Sementara itu, Oktavianus Audi mengidentifikasi tiga faktor kunci yang akan menentukan keberhasilan rampungnya merger emiten BUMN Karya. Pertama, penyelesaian tuntas proses administrasi peralihan kelembagaan antara BP BUMN dan Danantara. Kedua, keberhasilan proses restrukturisasi utang emiten BUMN Karya yang mesti mendapatkan persetujuan dari para pemegang saham. Dan ketiga, kepatuhan mutlak emiten BUMN Karya terhadap regulasi pasar modal. “Terlebih, adanya emiten BUMN Karya yang memiliki potensi delisting akan menghambat (proses merger),” tambahnya.
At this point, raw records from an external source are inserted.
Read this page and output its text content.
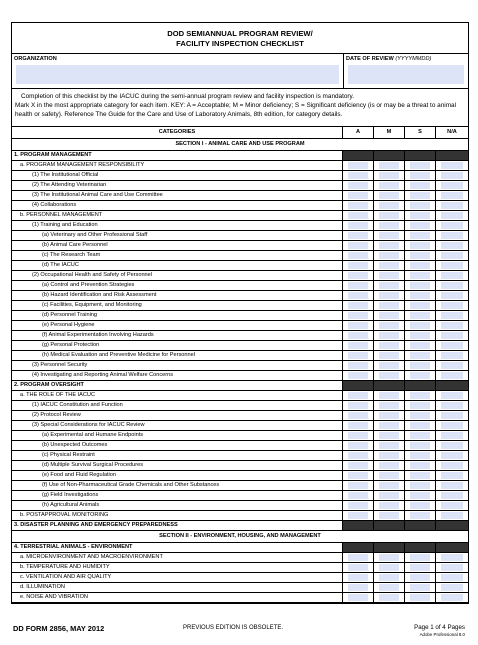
DOD SEMIANNUAL PROGRAM REVIEW/
FACILITY INSPECTION CHECKLIST
ORGANIZATION	DATE OF REVIEW (YYYYMMDD)

Completion of this checklist by the IACUC during the semi-annual program review and facility inspection is mandatory.

Mark X in the most appropriate category for each item. KEY: A = Acceptable; M = Minor deficiency; S = Significant deficiency (is or may be a threat to animal health or safety). Reference The Guide for the Care and Use of Laboratory Animals, 8th edition, for category details.

CATEGORIES	A	M	S	N/A
SECTION I - ANIMAL CARE AND USE PROGRAM
1. PROGRAM MANAGEMENT
a. PROGRAM MANAGEMENT RESPONSIBILITY
(1) The Institutional Official
(2) The Attending Veterinarian
(3) The Institutional Animal Care and Use Committee
(4) Collaborations
b. PERSONNEL MANAGEMENT
(1) Training and Education
(a) Veterinary and Other Professional Staff
(b) Animal Care Personnel
(c) The Research Team
(d) The IACUC
(2) Occupational Health and Safety of Personnel
(a) Control and Prevention Strategies
(b) Hazard Identification and Risk Assessment
(c) Facilities, Equipment, and Monitoring
(d) Personnel Training
(e) Personal Hygiene
(f) Animal Experimentation Involving Hazards
(g) Personal Protection
(h) Medical Evaluation and Preventive Medicine for Personnel
(3) Personnel Security
(4) Investigating and Reporting Animal Welfare Concerns
2. PROGRAM OVERSIGHT
a. THE ROLE OF THE IACUC
(1) IACUC Constitution and Function
(2) Protocol Review
(3) Special Considerations for IACUC Review
(a) Experimental and Humane Endpoints
(b) Unexpected Outcomes
(c) Physical Restraint
(d) Multiple Survival Surgical Procedures
(e) Food and Fluid Regulation
(f) Use of Non-Pharmaceutical Grade Chemicals and Other Substances
(g) Field Investigations
(h) Agricultural Animals
b. POSTAPPROVAL MONITORING
3. DISASTER PLANNING AND EMERGENCY PREPAREDNESS
SECTION II - ENVIRONMENT, HOUSING, AND MANAGEMENT
4. TERRESTRIAL ANIMALS - ENVIRONMENT
a. MICROENVIRONMENT AND MACROENVIRONMENT
b. TEMPERATURE AND HUMIDITY
c. VENTILATION AND AIR QUALITY
d. ILLUMINATION
e. NOISE AND VIBRATION
DD FORM 2856, MAY 2012	PREVIOUS EDITION IS OBSOLETE.	Page 1 of 4 Pages
Adobe Professional 8.0
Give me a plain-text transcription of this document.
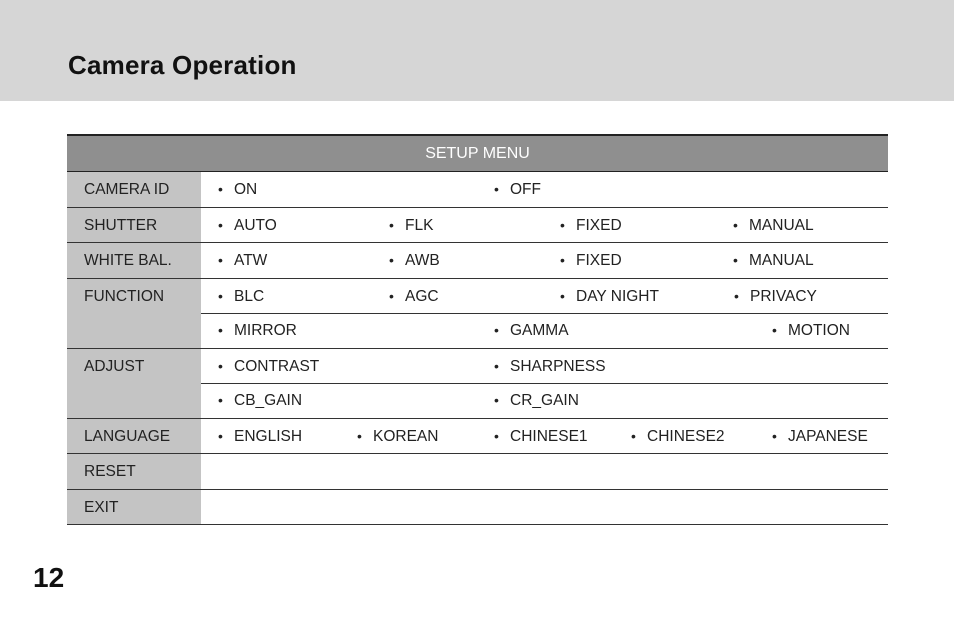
Camera Operation
SETUP MENU
CAMERA ID	• ON	• OFF
SHUTTER	• AUTO	• FLK	• FIXED	• MANUAL
WHITE BAL.	• ATW	• AWB	• FIXED	• MANUAL
FUNCTION	• BLC	• AGC	• DAY NIGHT	• PRIVACY
• MIRROR	• GAMMA	• MOTION
ADJUST	• CONTRAST	• SHARPNESS
• CB_GAIN	• CR_GAIN
LANGUAGE	• ENGLISH	• KOREAN	• CHINESE1	• CHINESE2	• JAPANESE
RESET
EXIT
12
Secara umum, kinerja emiten BUMN Karya diproyeksikan masih stabil di masa depan, didukung oleh implementasi konsolidasi yang berpotensi menurunkan biaya overhead, memperkuat posisi negosiasi dengan kreditur, serta memungkinkan pengerjaan proyek berskala lebih besar. “Selain itu, restrukturisasi utang yang berhasil, seperti pada PT Waskita Karya Tbk (WSKT) yang telah mendapatkan persetujuan untuk beberapa seri obligasi, turut menjadi faktor positif,” jelas Audi. Secara spesifik, PTPP diperkirakan akan menunjukkan peningkatan kinerja hingga akhir tahun 2025, terutama dari sisi perolehan kontrak baru, meskipun laba perusahaan cenderung mengalami penurunan. “Sementara itu, WIKA tercatat masih aktif memangkas utang pada kuartal II 2025. Di sisi lain, ADHI masih dibebani utang yang tinggi, dan proses restrukturisasi utang WSKT masih dalam tahap berjalan,” rincinya.

Berdasarkan analisis tersebut, Audi merekomendasikan trading buy untuk saham PTPP dengan target harga Rp 472 per saham.

Ringkasan

Revisi Undang-Undang BUMN tengah menjadi sorotan, terutama terkait rencana perubahan status Kementerian BUMN menjadi Badan Pengaturan BUMN (BP BUMN) dan penguatan peran Danantara dalam mengelola aset BUMN. Merger emiten BUMN Karya ditargetkan selesai pada akhir tahun 2025, meskipun menimbulkan beragam pendapat dan kekhawatiran terkait tata kelola dan penyelesaian kewajiban utang.

Beberapa BUMN Karya seperti PTPP dan WIKA menunjukkan optimisme dan fokus pada peningkatan kinerja operasional serta dukungan terhadap konsolidasi. Analis pasar modal menyoroti pentingnya tata kelola yang transparan dan sistem check and balance yang kuat dalam pengelolaan aset BUMN, serta menekankan pentingnya penyelesaian kewajiban utang emiten konstruksi pelat merah. Prospek kinerja emiten BUMN Karya diproyeksikan stabil dengan implementasi konsolidasi yang berpotensi menurunkan biaya dan memperkuat posisi negosiasi.